Henoch-Schönlein Purpura

Henoch-Schönlein purpura (HSP) is the most common systemic vasculitis in children and is thought to occur in 10 to 20 per 100,000 children.
Incidence is highest among children of Asian descent.
Mean age at onset is 4 to 6 years and it is more common in males, primarily in the fall and winter.

HSP is a systemic immune-mediated small vessel vasculitis characterized by IgA deposition within affected organs.
The underlying cause remains unknown but suspected etiologic agents include infections (viral or Group A streptococcus), vaccinations, or insect bites.

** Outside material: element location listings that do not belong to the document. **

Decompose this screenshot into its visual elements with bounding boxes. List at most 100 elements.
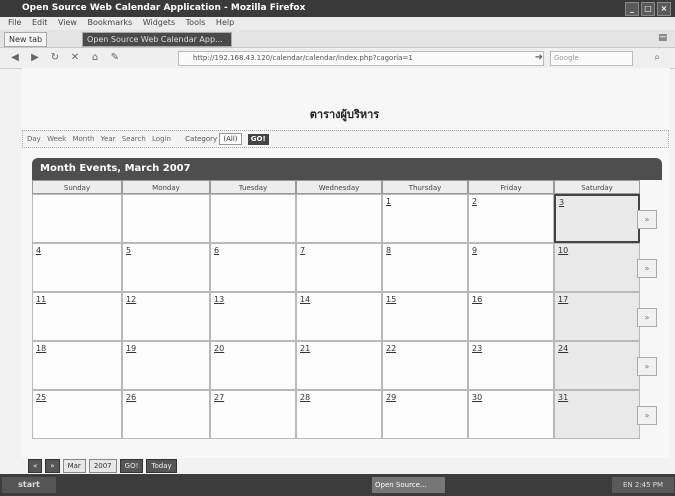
day-number-link[interactable]: 6 <box>214 246 219 255</box>
view-month-link[interactable]: Month <box>72 135 94 143</box>
day-number-link[interactable]: 24 <box>558 344 568 353</box>
day-number-link[interactable]: 3 <box>559 198 564 207</box>
day-number-link[interactable]: 15 <box>386 295 396 304</box>
day-number-link[interactable]: 18 <box>36 344 46 353</box>
year-select[interactable]: 2007 <box>88 459 117 473</box>
calendar-day-cell[interactable]: 1 <box>382 194 468 243</box>
calendar-day-cell[interactable]: 8 <box>382 243 468 292</box>
view-year-link[interactable]: Year <box>101 135 116 143</box>
bottom-go-button[interactable]: GO! <box>119 459 144 473</box>
day-number-link[interactable]: 29 <box>386 393 396 402</box>
tab-calendar[interactable]: Open Source Web Calendar App... <box>82 32 232 47</box>
calendar-day-cell[interactable]: 20 <box>210 341 296 390</box>
calendar-day-cell[interactable]: 11 <box>32 292 122 341</box>
calendar-day-cell[interactable]: 13 <box>210 292 296 341</box>
calendar-day-cell[interactable]: 15 <box>382 292 468 341</box>
calendar-day-cell[interactable]: 26 <box>122 390 210 439</box>
calendar-day-cell[interactable]: 12 <box>122 292 210 341</box>
go-arrow-icon[interactable]: ➜ <box>532 51 546 65</box>
day-number-link[interactable]: 31 <box>558 393 568 402</box>
day-number-link[interactable]: 28 <box>300 393 310 402</box>
maximize-button[interactable]: □ <box>641 2 655 16</box>
start-button[interactable]: start <box>2 477 56 493</box>
search-input[interactable]: Google <box>550 51 633 66</box>
day-number-link[interactable]: 9 <box>472 246 477 255</box>
calendar-day-cell[interactable]: 18 <box>32 341 122 390</box>
tab-list-icon[interactable]: ▤ <box>658 33 667 43</box>
day-number-link[interactable]: 19 <box>126 344 136 353</box>
day-number-link[interactable]: 30 <box>472 393 482 402</box>
menu-bookmarks[interactable]: Bookmarks <box>88 18 133 27</box>
search-icon[interactable]: ⌕ <box>650 51 664 65</box>
calendar-day-cell[interactable]: 24 <box>554 341 640 390</box>
day-number-link[interactable]: 2 <box>472 197 477 206</box>
stop-icon[interactable]: ✕ <box>68 51 82 65</box>
menu-view[interactable]: View <box>58 18 77 27</box>
calendar-day-cell[interactable]: 3 <box>554 194 640 243</box>
month-select[interactable]: Mar <box>62 459 86 473</box>
day-number-link[interactable]: 20 <box>214 344 224 353</box>
calendar-day-cell[interactable]: 27 <box>210 390 296 439</box>
day-number-link[interactable]: 16 <box>472 295 482 304</box>
go-button[interactable]: GO! <box>247 134 269 145</box>
reload-icon[interactable]: ↻ <box>48 51 62 65</box>
day-number-link[interactable]: 8 <box>386 246 391 255</box>
day-number-link[interactable]: 21 <box>300 344 310 353</box>
day-number-link[interactable]: 14 <box>300 295 310 304</box>
calendar-day-cell[interactable]: 19 <box>122 341 210 390</box>
login-link[interactable]: Login <box>152 135 171 143</box>
calendar-day-cell[interactable]: 17 <box>554 292 640 341</box>
day-number-link[interactable]: 11 <box>36 295 46 304</box>
close-button[interactable]: × <box>657 2 671 16</box>
calendar-day-cell[interactable]: 6 <box>210 243 296 292</box>
calendar-day-cell[interactable]: 30 <box>468 390 554 439</box>
url-input[interactable]: http://192.168.43.120/calendar/calendar/… <box>178 51 544 66</box>
calendar-day-cell[interactable]: 2 <box>468 194 554 243</box>
calendar-day-cell[interactable]: 25 <box>32 390 122 439</box>
calendar-day-cell[interactable]: 29 <box>382 390 468 439</box>
day-number-link[interactable]: 10 <box>558 246 568 255</box>
forward-icon[interactable]: ▶ <box>28 51 42 65</box>
home-icon[interactable]: ⌂ <box>88 51 102 65</box>
view-day-link[interactable]: Day <box>27 135 41 143</box>
menu-tools[interactable]: Tools <box>186 18 206 27</box>
day-number-link[interactable]: 7 <box>300 246 305 255</box>
week-view-button[interactable]: » <box>637 406 657 425</box>
edit-icon[interactable]: ✎ <box>108 51 122 65</box>
week-view-button[interactable]: » <box>637 357 657 376</box>
menu-file[interactable]: File <box>8 18 21 27</box>
day-number-link[interactable]: 1 <box>386 197 391 206</box>
day-number-link[interactable]: 13 <box>214 295 224 304</box>
menu-widgets[interactable]: Widgets <box>143 18 175 27</box>
day-number-link[interactable]: 12 <box>126 295 136 304</box>
search-link[interactable]: Search <box>122 135 146 143</box>
next-month-button[interactable]: » <box>45 459 60 473</box>
week-view-button[interactable]: » <box>637 308 657 327</box>
calendar-day-cell[interactable]: 5 <box>122 243 210 292</box>
calendar-day-cell[interactable]: 31 <box>554 390 640 439</box>
day-number-link[interactable]: 5 <box>126 246 131 255</box>
day-number-link[interactable]: 25 <box>36 393 46 402</box>
view-week-link[interactable]: Week <box>47 135 66 143</box>
menu-help[interactable]: Help <box>216 18 234 27</box>
category-select[interactable]: (All) <box>219 133 242 145</box>
minimize-button[interactable]: _ <box>625 2 639 16</box>
calendar-day-cell[interactable]: 14 <box>296 292 382 341</box>
tab-new[interactable]: New tab <box>4 32 48 47</box>
calendar-day-cell[interactable]: 28 <box>296 390 382 439</box>
week-view-button[interactable]: » <box>637 259 657 278</box>
calendar-day-cell[interactable]: 21 <box>296 341 382 390</box>
calendar-day-cell[interactable]: 7 <box>296 243 382 292</box>
menu-edit[interactable]: Edit <box>32 18 48 27</box>
taskbar-item-firefox[interactable]: Open Source... <box>372 477 445 493</box>
day-number-link[interactable]: 4 <box>36 246 41 255</box>
calendar-day-cell[interactable]: 22 <box>382 341 468 390</box>
prev-month-button[interactable]: « <box>28 459 43 473</box>
day-number-link[interactable]: 26 <box>126 393 136 402</box>
day-number-link[interactable]: 27 <box>214 393 224 402</box>
calendar-day-cell[interactable]: 10 <box>554 243 640 292</box>
calendar-day-cell[interactable]: 9 <box>468 243 554 292</box>
day-number-link[interactable]: 17 <box>558 295 568 304</box>
week-view-button[interactable]: » <box>637 210 657 229</box>
day-number-link[interactable]: 23 <box>472 344 482 353</box>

Signs and symptoms develop over the course of days to weeks and vary in order of presentation.
Typically, the skin eruption is the first sign followed by arthralgia/arthritis, abdominal pain or GI bleeding, and renal involvement.
Early skin lesions may be pink urticarial papules that evolve into deep red to purple nonblanching macules or petechiae.
The characteristic finding is palpable purpura, which is the result of swelling and extravasation of red blood cells.
Lesions are nonblanching meaning that they do not disappear when pressure is exerted on them.
Skin lesions are more common on dependent areas of the body including the legs and buttocks. The lateral malleolus is almost invariably involved (Fig. 10.1).
Lesions can vary in size and coalesce. Occasionally, vesicles, bullous lesions, and/or ulcers occur (Fig. 10.2).
If the scrotal vessels are affected, there may be acute scrotal swelling with or without erythema or purpura and is associated with severe pain.
Systemic involvement is common and occurs in 80% of affected children, most often in the GI tract and presents with colicky abdominal pain with or without vomiting.
The joints are the second most common site of systemic involvement.
Rarely, seizures, headaches, or intracerebral bleeding occurs.

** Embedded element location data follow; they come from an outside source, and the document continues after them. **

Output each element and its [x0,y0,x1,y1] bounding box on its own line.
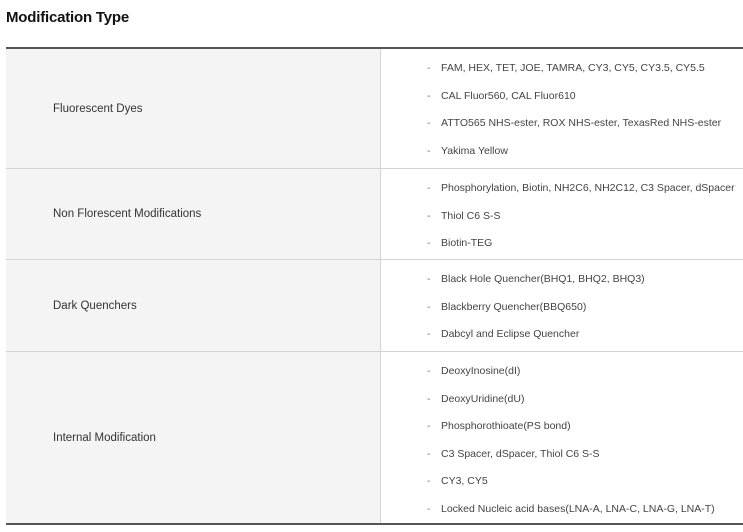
list-item: - Thiol C6 S-S [427,203,743,231]
bullet-dash: - [427,182,431,194]
list-item: - C3 Spacer, dSpacer, Thiol C6 S-S [427,441,743,469]
item-text: Biotin-TEG [441,237,493,249]
category-label: Non Florescent Modifications [6,169,381,259]
list-item: - Locked Nucleic acid bases(LNA-A, LNA-C,… [427,496,743,524]
table-row: Non Florescent Modifications - Phosphoryl… [6,169,743,260]
bullet-dash: - [427,447,431,460]
item-text: Phosphorothioate(PS bond) [441,420,571,432]
bullet-dash: - [427,420,431,432]
item-text: ATTO565 NHS-ester, ROX NHS-ester, TexasR… [441,117,722,129]
item-text: DeoxyUridine(dU) [441,392,525,405]
list-item: - CY3, CY5 [427,468,743,496]
item-text: FAM, HEX, TET, JOE, TAMRA, CY3, CY5, CY3… [441,62,705,74]
list-item: - ATTO565 NHS-ester, ROX NHS-ester, Texas… [427,110,743,138]
bullet-dash: - [427,328,431,340]
item-text: CY3, CY5 [441,475,488,487]
item-text: Black Hole Quencher(BHQ1, BHQ2, BHQ3) [441,273,645,285]
table-row: Dark Quenchers - Black Hole Quencher(BHQ1… [6,260,743,352]
item-text: Thiol C6 S-S [441,209,501,222]
bullet-dash: - [427,365,431,377]
item-text: CAL Fluor560, CAL Fluor610 [441,89,576,102]
item-text: C3 Spacer, dSpacer, Thiol C6 S-S [441,447,600,460]
item-text: DeoxyInosine(dI) [441,365,521,377]
item-text: Dabcyl and Eclipse Quencher [441,328,580,340]
item-list: - FAM, HEX, TET, JOE, TAMRA, CY3, CY5, CY… [381,49,743,168]
bullet-dash: - [427,209,431,222]
list-item: - Biotin-TEG [427,230,743,258]
list-item: - Yakima Yellow [427,138,743,166]
item-text: Locked Nucleic acid bases(LNA-A, LNA-C, … [441,502,715,515]
list-item: - Dabcyl and Eclipse Quencher [427,321,743,349]
list-item: - DeoxyInosine(dI) [427,358,743,386]
bullet-dash: - [427,237,431,249]
list-item: - CAL Fluor560, CAL Fluor610 [427,83,743,111]
list-item: - Phosphorothioate(PS bond) [427,413,743,441]
bullet-dash: - [427,502,431,515]
bullet-dash: - [427,144,431,157]
table-row: Internal Modification - DeoxyInosine(dI) … [6,352,743,523]
modification-table: Fluorescent Dyes - FAM, HEX, TET, JOE, TA… [6,47,743,525]
list-item: - Blackberry Quencher(BBQ650) [427,294,743,322]
bullet-dash: - [427,475,431,487]
table-row: Fluorescent Dyes - FAM, HEX, TET, JOE, TA… [6,49,743,169]
list-item: - Phosphorylation, Biotin, NH2C6, NH2C12,… [427,175,743,203]
bullet-dash: - [427,117,431,129]
item-text: Yakima Yellow [441,144,508,157]
item-text: Phosphorylation, Biotin, NH2C6, NH2C12, … [441,182,735,194]
category-label: Internal Modification [6,352,381,523]
page-title: Modification Type [6,9,129,26]
list-item: - Black Hole Quencher(BHQ1, BHQ2, BHQ3) [427,266,743,294]
item-text: Blackberry Quencher(BBQ650) [441,300,587,313]
item-list: - DeoxyInosine(dI) - DeoxyUridine(dU) - Pho… [381,352,743,523]
item-list: - Phosphorylation, Biotin, NH2C6, NH2C12,… [381,169,743,259]
bullet-dash: - [427,300,431,313]
category-label: Dark Quenchers [6,260,381,351]
bullet-dash: - [427,62,431,74]
bullet-dash: - [427,273,431,285]
list-item: - DeoxyUridine(dU) [427,386,743,414]
bullet-dash: - [427,89,431,102]
category-label: Fluorescent Dyes [6,49,381,168]
bullet-dash: - [427,392,431,405]
list-item: - FAM, HEX, TET, JOE, TAMRA, CY3, CY5, CY… [427,55,743,83]
item-list: - Black Hole Quencher(BHQ1, BHQ2, BHQ3) -… [381,260,743,351]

The diagnosis of HSP is made clinically by and requires the presence of palpable purpura on the skin in addition to at least one of the following findings:
- Diffuse abdominal pain
- ANY biopsy showing predominant IgA deposition
- Arthritis or arthralgia
- Renal involvement
For atypical presentations, a skin biopsy with direct immunofluorescence showing leukocytoclastic vasculitis and IgA deposition can help solidify the diagnosis.

Differential Diagnosis

Hypersensitivity Vasculitis (i.e., Secondary to a Drug, etc.)

Management

Most patients with HSP recover fully without sequelae in 4 to 6 weeks.
Supportive care with oral hydration, bed rest, elevation of swollen areas is often sufficient.
Pain can be managed with acetaminophen or NSAIDs.
Skin lesions fade over 5 to 7 days with postinflammatory hyperpigmentation.
Hospitalization is warranted if patient is unable to maintain adequate hydration or if there is severe abdominal or joint pain, significant GI bleeding, or renal insufficiency.
Patients with kidney involvement require long-term follow-up.
Occasionally, patients may have recurrent flares of HSP.

Helpful Hints

Systemic steroids are reserved for cases of HSP with severe abdominal or joint pain.
In pediatric patients, biopsy is only necessary for patients with an unusual presentation of HSP (i.e., no rash, or an atypical rash) or those with significant renal disease.

Point to Remember

In mild cases of HSP, the lateral malleolus may be one of the few areas where the skin eruption is present.